O senhor corre para dentro da escuridão antes que eu possa ter mais informações. Pelo visto a minha família inteira é malvista nessa cidade abandonada. Minha avó deve ter sido uma pessoa horrível. Melissa surge segurando minha mão direita e me puxa com ela para a direção contrária.
— Ele está naquela direção — fala, assustada.
Olho para trás, preocupado, pois o frio começou a fazer os ossos das minhas pernas doerem outra vez, como uma febre fatal e o que encontro é milhões de vezes pior. A névoa está avançando em nossa direção como uma tempestade e dentro dela há diversos olhos vermelhos nos assistindo fugir em passos apressados.
Um par é do demônio de chapéu, mas e os outros?

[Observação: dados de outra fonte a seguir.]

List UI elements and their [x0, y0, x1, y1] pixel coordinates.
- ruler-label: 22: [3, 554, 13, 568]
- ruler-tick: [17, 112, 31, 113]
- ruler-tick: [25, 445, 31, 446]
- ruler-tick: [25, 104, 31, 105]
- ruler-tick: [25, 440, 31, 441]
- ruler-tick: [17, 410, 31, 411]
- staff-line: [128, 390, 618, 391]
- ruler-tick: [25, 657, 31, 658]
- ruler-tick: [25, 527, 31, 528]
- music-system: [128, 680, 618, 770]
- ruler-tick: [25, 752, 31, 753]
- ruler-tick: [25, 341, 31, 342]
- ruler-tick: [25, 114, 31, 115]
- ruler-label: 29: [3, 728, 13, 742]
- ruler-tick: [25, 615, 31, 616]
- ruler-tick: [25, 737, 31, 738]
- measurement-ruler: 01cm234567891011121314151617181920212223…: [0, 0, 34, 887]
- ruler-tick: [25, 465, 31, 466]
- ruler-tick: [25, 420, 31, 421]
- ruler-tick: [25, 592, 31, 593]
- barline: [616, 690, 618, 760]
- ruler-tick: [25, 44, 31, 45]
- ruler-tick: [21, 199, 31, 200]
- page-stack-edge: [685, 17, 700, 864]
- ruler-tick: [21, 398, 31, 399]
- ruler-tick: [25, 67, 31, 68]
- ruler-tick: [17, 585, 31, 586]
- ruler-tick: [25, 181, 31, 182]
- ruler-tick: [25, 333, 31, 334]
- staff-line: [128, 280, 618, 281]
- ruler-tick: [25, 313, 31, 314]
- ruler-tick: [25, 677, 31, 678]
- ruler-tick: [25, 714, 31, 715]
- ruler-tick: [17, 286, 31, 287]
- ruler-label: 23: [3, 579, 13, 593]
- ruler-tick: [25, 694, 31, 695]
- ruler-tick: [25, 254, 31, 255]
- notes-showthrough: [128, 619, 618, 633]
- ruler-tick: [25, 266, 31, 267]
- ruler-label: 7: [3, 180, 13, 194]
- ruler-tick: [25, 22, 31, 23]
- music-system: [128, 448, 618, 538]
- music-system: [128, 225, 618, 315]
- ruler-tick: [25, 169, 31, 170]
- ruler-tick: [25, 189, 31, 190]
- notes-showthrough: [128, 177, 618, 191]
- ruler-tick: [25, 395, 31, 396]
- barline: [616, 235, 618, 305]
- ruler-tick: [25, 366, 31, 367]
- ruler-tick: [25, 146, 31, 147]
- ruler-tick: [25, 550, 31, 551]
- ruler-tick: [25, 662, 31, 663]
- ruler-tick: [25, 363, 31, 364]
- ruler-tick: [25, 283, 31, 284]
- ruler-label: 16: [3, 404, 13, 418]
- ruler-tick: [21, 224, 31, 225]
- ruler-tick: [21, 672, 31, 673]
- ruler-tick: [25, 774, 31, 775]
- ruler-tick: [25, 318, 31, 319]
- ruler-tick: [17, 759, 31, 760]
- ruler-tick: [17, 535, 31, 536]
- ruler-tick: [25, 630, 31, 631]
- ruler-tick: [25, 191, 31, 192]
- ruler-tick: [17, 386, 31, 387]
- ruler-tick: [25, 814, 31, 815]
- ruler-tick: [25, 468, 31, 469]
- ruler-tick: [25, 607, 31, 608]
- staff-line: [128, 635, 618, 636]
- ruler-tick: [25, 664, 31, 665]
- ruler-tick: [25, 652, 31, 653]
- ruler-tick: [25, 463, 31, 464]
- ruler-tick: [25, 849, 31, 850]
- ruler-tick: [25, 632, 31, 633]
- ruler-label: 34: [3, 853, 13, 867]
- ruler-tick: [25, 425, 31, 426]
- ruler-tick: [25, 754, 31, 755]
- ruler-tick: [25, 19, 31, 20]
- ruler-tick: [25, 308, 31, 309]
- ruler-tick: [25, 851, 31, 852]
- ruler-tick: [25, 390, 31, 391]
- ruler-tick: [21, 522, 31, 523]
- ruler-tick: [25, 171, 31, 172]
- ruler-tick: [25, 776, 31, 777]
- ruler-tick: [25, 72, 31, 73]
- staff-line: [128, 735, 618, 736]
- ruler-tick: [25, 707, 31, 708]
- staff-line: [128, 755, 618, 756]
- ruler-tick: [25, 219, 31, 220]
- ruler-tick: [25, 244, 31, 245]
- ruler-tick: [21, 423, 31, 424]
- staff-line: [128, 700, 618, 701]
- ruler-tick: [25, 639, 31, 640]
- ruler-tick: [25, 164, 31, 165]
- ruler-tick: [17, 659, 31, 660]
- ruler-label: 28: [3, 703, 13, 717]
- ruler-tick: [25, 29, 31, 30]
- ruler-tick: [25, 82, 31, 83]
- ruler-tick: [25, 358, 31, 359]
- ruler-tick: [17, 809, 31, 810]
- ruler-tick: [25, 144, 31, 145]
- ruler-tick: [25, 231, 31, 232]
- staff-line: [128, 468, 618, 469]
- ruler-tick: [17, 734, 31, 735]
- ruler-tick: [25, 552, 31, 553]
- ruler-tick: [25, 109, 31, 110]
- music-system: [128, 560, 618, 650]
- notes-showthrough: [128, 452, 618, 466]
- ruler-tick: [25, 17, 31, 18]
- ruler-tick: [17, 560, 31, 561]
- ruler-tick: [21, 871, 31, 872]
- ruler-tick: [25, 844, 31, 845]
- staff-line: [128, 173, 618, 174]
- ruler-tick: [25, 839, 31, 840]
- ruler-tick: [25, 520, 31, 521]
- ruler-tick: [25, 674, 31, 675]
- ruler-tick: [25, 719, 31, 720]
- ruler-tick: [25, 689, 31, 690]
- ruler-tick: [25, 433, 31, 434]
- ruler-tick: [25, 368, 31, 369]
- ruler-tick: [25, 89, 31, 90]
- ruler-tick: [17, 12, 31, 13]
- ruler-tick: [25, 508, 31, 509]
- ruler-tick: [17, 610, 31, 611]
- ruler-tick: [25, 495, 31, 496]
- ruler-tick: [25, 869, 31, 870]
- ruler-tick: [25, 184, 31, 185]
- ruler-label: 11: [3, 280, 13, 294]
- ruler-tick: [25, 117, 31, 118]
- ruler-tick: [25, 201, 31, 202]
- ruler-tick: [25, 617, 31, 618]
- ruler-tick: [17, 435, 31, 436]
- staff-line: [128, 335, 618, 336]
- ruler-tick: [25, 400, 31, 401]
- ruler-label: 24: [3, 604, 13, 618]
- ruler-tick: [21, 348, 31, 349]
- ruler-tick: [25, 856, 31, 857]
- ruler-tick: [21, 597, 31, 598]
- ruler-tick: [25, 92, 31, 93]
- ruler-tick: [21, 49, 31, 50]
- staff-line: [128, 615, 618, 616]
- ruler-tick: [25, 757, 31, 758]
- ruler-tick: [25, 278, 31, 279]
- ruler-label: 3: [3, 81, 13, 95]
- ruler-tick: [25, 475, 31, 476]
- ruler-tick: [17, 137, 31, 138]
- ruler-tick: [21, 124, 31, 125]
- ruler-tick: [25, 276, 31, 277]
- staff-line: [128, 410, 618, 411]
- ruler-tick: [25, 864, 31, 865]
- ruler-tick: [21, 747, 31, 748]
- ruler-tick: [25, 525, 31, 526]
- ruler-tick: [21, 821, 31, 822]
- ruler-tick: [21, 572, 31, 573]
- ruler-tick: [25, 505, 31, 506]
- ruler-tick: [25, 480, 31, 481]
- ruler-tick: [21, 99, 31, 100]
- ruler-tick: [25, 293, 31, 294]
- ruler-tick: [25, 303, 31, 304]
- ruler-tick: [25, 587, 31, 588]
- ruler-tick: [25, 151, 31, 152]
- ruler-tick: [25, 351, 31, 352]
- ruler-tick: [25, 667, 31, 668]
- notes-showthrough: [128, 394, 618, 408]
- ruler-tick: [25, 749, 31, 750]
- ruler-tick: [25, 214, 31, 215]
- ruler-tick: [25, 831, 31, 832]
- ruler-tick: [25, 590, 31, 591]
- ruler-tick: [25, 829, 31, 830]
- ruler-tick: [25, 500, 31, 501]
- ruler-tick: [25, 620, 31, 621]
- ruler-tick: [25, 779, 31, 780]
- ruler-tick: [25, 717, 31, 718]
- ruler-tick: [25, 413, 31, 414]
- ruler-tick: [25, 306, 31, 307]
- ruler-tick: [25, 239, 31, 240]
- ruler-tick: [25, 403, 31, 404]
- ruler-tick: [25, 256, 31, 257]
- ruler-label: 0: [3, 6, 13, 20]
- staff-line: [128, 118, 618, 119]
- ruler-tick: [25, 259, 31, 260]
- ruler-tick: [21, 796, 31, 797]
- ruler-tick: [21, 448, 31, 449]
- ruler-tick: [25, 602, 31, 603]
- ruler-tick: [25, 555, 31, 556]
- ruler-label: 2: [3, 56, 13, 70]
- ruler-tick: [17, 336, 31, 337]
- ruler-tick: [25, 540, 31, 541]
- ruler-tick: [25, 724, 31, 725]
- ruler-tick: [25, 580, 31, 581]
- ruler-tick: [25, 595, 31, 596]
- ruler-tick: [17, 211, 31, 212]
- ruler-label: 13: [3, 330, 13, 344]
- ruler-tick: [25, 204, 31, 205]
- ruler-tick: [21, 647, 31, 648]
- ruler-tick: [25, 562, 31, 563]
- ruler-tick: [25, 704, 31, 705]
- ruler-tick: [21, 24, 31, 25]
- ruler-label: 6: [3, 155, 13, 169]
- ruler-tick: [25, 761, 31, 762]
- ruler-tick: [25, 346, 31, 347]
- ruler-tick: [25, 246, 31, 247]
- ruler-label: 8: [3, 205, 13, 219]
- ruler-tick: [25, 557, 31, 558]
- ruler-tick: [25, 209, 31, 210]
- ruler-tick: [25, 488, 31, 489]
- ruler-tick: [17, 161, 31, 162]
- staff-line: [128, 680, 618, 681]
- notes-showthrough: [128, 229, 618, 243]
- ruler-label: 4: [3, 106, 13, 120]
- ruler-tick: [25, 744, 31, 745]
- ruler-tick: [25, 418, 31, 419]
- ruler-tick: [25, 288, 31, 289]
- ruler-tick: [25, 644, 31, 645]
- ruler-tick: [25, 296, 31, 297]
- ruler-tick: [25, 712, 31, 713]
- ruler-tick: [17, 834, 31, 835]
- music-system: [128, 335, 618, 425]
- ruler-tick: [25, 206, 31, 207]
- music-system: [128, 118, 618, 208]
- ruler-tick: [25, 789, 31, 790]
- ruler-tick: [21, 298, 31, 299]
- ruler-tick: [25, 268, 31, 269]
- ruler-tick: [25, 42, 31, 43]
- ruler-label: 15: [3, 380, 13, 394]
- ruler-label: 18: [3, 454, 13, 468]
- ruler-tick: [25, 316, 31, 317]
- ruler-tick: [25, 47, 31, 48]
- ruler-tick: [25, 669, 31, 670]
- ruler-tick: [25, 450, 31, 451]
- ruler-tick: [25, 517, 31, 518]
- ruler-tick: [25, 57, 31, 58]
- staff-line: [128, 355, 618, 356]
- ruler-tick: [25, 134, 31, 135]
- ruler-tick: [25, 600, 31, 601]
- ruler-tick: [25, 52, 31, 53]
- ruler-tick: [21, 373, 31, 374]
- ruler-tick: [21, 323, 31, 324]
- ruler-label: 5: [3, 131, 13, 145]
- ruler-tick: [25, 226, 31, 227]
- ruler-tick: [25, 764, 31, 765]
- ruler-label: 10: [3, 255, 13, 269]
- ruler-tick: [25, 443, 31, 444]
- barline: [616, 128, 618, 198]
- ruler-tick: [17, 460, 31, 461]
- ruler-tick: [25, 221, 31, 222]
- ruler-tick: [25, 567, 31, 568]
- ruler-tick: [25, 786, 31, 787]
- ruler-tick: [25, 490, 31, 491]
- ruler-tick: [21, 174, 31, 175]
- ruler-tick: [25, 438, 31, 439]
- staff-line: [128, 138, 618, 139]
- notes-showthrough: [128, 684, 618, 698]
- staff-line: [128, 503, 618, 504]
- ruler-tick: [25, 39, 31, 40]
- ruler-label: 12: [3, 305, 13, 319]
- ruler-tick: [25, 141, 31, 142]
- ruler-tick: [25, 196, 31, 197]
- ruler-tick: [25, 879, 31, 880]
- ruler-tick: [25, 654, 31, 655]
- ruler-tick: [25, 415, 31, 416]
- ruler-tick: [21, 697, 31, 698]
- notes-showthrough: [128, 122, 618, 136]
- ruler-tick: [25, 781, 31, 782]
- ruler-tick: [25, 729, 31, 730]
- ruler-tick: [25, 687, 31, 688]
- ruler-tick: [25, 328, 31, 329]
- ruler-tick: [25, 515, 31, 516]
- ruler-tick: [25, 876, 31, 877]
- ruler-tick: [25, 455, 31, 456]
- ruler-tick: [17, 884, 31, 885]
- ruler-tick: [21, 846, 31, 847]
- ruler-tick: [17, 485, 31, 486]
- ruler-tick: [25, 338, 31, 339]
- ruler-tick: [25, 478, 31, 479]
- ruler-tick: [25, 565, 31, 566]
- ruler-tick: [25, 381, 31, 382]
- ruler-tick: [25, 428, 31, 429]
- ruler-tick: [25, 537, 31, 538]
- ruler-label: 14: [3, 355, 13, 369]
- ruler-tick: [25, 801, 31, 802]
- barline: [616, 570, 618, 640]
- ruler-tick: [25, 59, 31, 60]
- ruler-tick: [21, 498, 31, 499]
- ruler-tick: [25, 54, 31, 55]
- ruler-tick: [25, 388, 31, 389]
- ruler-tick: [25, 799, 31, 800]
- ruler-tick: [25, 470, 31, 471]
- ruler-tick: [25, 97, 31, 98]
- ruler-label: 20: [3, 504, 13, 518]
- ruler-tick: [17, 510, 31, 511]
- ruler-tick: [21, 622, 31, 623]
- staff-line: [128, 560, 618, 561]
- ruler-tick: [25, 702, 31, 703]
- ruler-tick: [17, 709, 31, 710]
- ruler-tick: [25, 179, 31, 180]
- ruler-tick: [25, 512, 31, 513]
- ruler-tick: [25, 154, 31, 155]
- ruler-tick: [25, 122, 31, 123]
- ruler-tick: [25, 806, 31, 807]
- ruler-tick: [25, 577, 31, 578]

Viro para frente, correndo ao lado de Melissa. Escuto o que parece ser rosnados atrás de nós. Evito olhar novamente, preciso achar uma forma de protegê-la. Parte da névoa passa por nós serpenteando as paredes. Passo os olhos pelo ambiente rapidamente. Encontro uma porta aberta.
— Desculpa, Mel — falo e ela me olha muito, muito confusa.
Empurro ela com um jogo de corpo, ouço-a protestar e fecho a porta, segurando firme na maçaneta com a canhota. Ela tenta abrir a porta, mas impeço com um enorme sorriso, enquanto a névoa termina de cobrir tudo.